Momenti indimenticabili

«Da mamma e allenatrice ho vissuto grandi soddisfazioni: salire sul podio di un campionato italiano con le mie figlie e conquistare due medaglie internazionali con atlete diverse sono emozioni indimenticabili, insieme ai tanti traguardi raggiunti dalle ragazze anche a livello internazionale»

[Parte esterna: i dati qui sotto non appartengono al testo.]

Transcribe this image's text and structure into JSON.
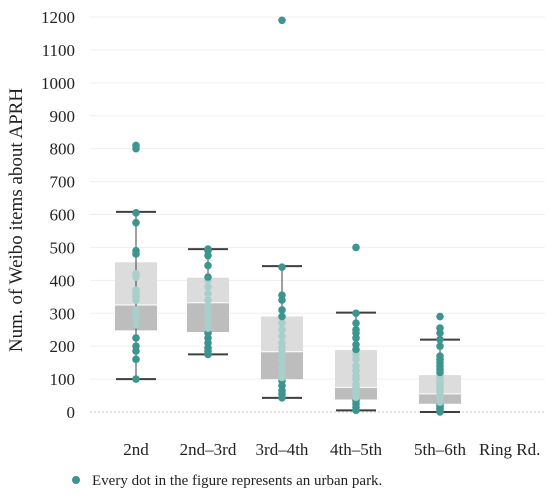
{
  "chart_data": {
    "type": "box",
    "categories": [
      "2nd",
      "2nd–3rd",
      "3rd–4th",
      "4th–5th",
      "5th–6th"
    ],
    "x_suffix_label": "Ring Rd.",
    "ylabel": "Num. of  Weibo items about APRH",
    "ylim": [
      0,
      1200
    ],
    "yticks": [
      0,
      100,
      200,
      300,
      400,
      500,
      600,
      700,
      800,
      900,
      1000,
      1100,
      1200
    ],
    "grid": true,
    "boxes": [
      {
        "category": "2nd",
        "whisker_low": 100,
        "q1": 248,
        "median": 325,
        "q3": 455,
        "whisker_high": 608
      },
      {
        "category": "2nd–3rd",
        "whisker_low": 175,
        "q1": 243,
        "median": 332,
        "q3": 408,
        "whisker_high": 495
      },
      {
        "category": "3rd–4th",
        "whisker_low": 43,
        "q1": 100,
        "median": 183,
        "q3": 290,
        "whisker_high": 443
      },
      {
        "category": "4th–5th",
        "whisker_low": 5,
        "q1": 38,
        "median": 75,
        "q3": 188,
        "whisker_high": 302
      },
      {
        "category": "5th–6th",
        "whisker_low": 0,
        "q1": 25,
        "median": 55,
        "q3": 112,
        "whisker_high": 220
      }
    ],
    "points": [
      {
        "category": "2nd",
        "values": [
          100,
          160,
          185,
          200,
          225,
          265,
          285,
          300,
          310,
          340,
          350,
          360,
          370,
          410,
          420,
          480,
          490,
          575,
          605,
          800,
          810
        ]
      },
      {
        "category": "2nd–3rd",
        "values": [
          175,
          185,
          195,
          210,
          225,
          240,
          255,
          270,
          285,
          300,
          320,
          340,
          360,
          380,
          400,
          410,
          445,
          475,
          490,
          495
        ]
      },
      {
        "category": "3rd–4th",
        "values": [
          43,
          55,
          65,
          80,
          95,
          105,
          120,
          135,
          155,
          170,
          180,
          195,
          210,
          230,
          250,
          270,
          290,
          310,
          340,
          355,
          440,
          1190
        ]
      },
      {
        "category": "4th–5th",
        "values": [
          5,
          15,
          25,
          35,
          45,
          55,
          65,
          75,
          85,
          100,
          110,
          125,
          140,
          160,
          175,
          190,
          205,
          225,
          240,
          250,
          270,
          300,
          500
        ]
      },
      {
        "category": "5th–6th",
        "values": [
          0,
          5,
          10,
          15,
          20,
          25,
          30,
          40,
          50,
          60,
          70,
          80,
          90,
          100,
          110,
          120,
          130,
          140,
          150,
          160,
          170,
          200,
          220,
          240,
          255,
          290
        ]
      }
    ],
    "legend": {
      "text": "Every dot in the figure represents an urban park.",
      "placement": "bottom-left"
    },
    "colors": {
      "dot": "#3d9590",
      "dot_in_box": "#a9cfcb",
      "box_upper": "#dcdcdc",
      "box_lower": "#bdbdbd",
      "whisker": "#3f3f3f",
      "median_line": "#ffffff",
      "grid": "#efefef",
      "zero_line": "#c8c8c8"
    }
  }
}
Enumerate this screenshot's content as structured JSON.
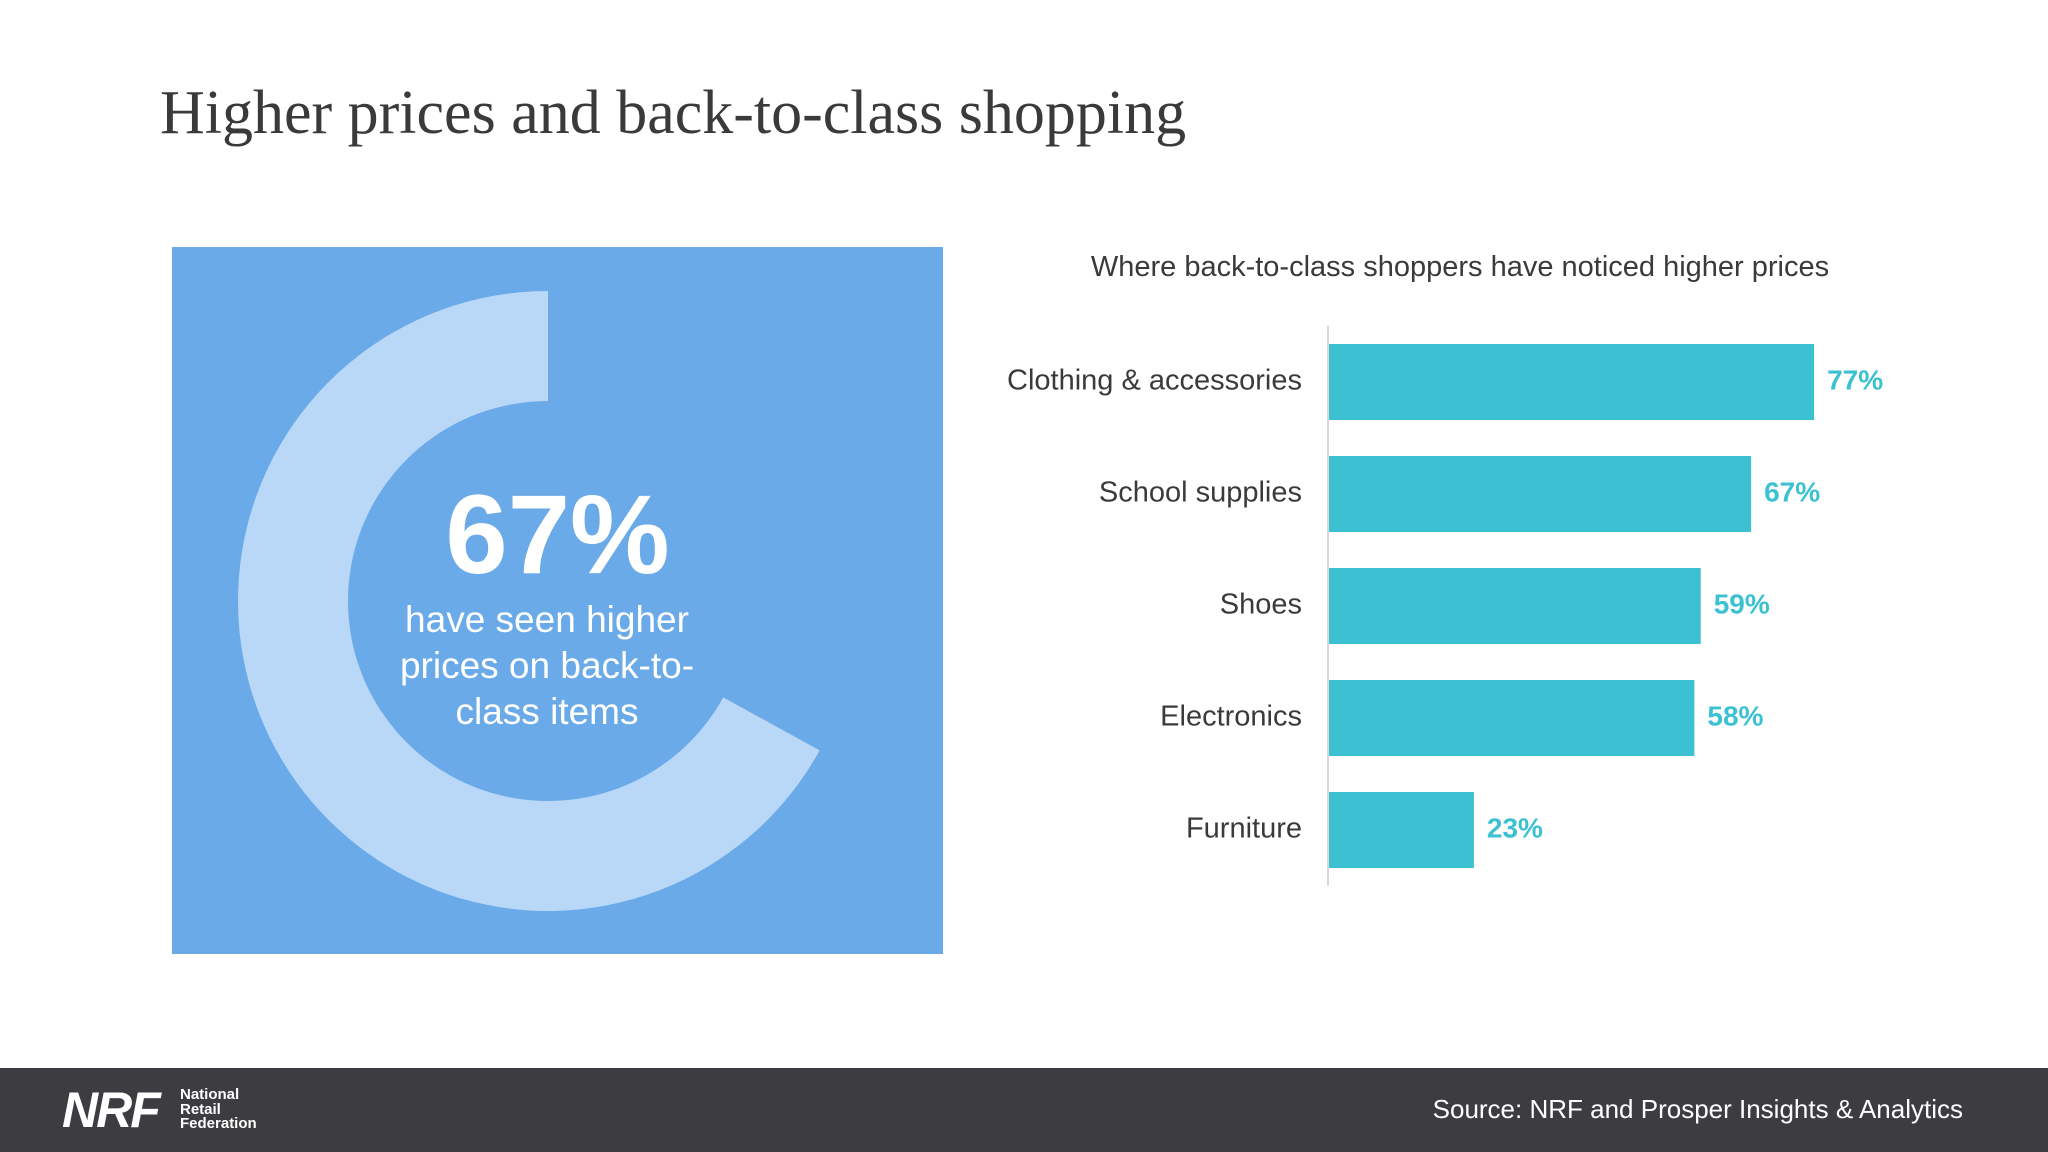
{
  "title": "Higher prices and back-to-class shopping",
  "highlight": {
    "value": "67%",
    "fraction": 0.67,
    "caption_lines": [
      "have seen higher",
      "prices on back-to-",
      "class items"
    ],
    "colors": {
      "panel": "#6aaae9",
      "ring": "#b9d7f6"
    }
  },
  "chart_data": {
    "type": "bar",
    "orientation": "horizontal",
    "title": "Where back-to-class shoppers have noticed higher prices",
    "categories": [
      "Clothing & accessories",
      "School supplies",
      "Shoes",
      "Electronics",
      "Furniture"
    ],
    "values": [
      77,
      67,
      59,
      58,
      23
    ],
    "value_labels": [
      "77%",
      "67%",
      "59%",
      "58%",
      "23%"
    ],
    "unit": "%",
    "xlim": [
      0,
      100
    ],
    "grid": false,
    "color": "#3cc1d3"
  },
  "footer": {
    "logo_mark": "NRF",
    "logo_lines": [
      "National",
      "Retail",
      "Federation"
    ],
    "source": "Source: NRF and Prosper Insights & Analytics"
  }
}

Valori sportivi e responsabilità quotidiana

«Dedico molto tempo alle atlete parlando di fair play, rispetto tra compagne e cura del cavallo, perché non è un oggetto o un mezzo, ma un compagno da accudire ogni giorno. Le ragazze più grandi si alternano per prepararlo prima e dopo gli allenamenti e anche i più piccoli, dopo la lezione, si fermano qualche minuto per spazzolarlo e premiarlo. Questo educa a relazioni sane, responsabilità, impegno e sacrificio, ma anche ad accettare che, se il cavallo non sta bene, la gara si ferma: una lezione fondamentale di rispetto verso l’animale e verso lo sport».

A lezione dal cavallo

«Sono molto legata alla terra e agli animali, in particolare ai cavalli, animali sensibili e timorosi che richiedono calma e pazienza per essere conosciuti. Ogni rapporto con loro insegna qualcosa di nuovo, non solo nell’allenamento, ma nella comprensione del loro comportamento. Oggi si ottengono risultati senza metodi coercitivi, valorizzando comunicazione e rispetto. Nei percorsi come l’ippoterapia i cavalli mostrano la loro sensibilità, trattenendo energia finché i bambini non scendono. All’Ippogrifo i ragazzi imparano a preparare e gestire il cavallo, sviluppando calma, gentilezza, pazienza, osservazione e controllo delle proprie reazioni, qualità che vanno oltre la fisicità e l’atletica».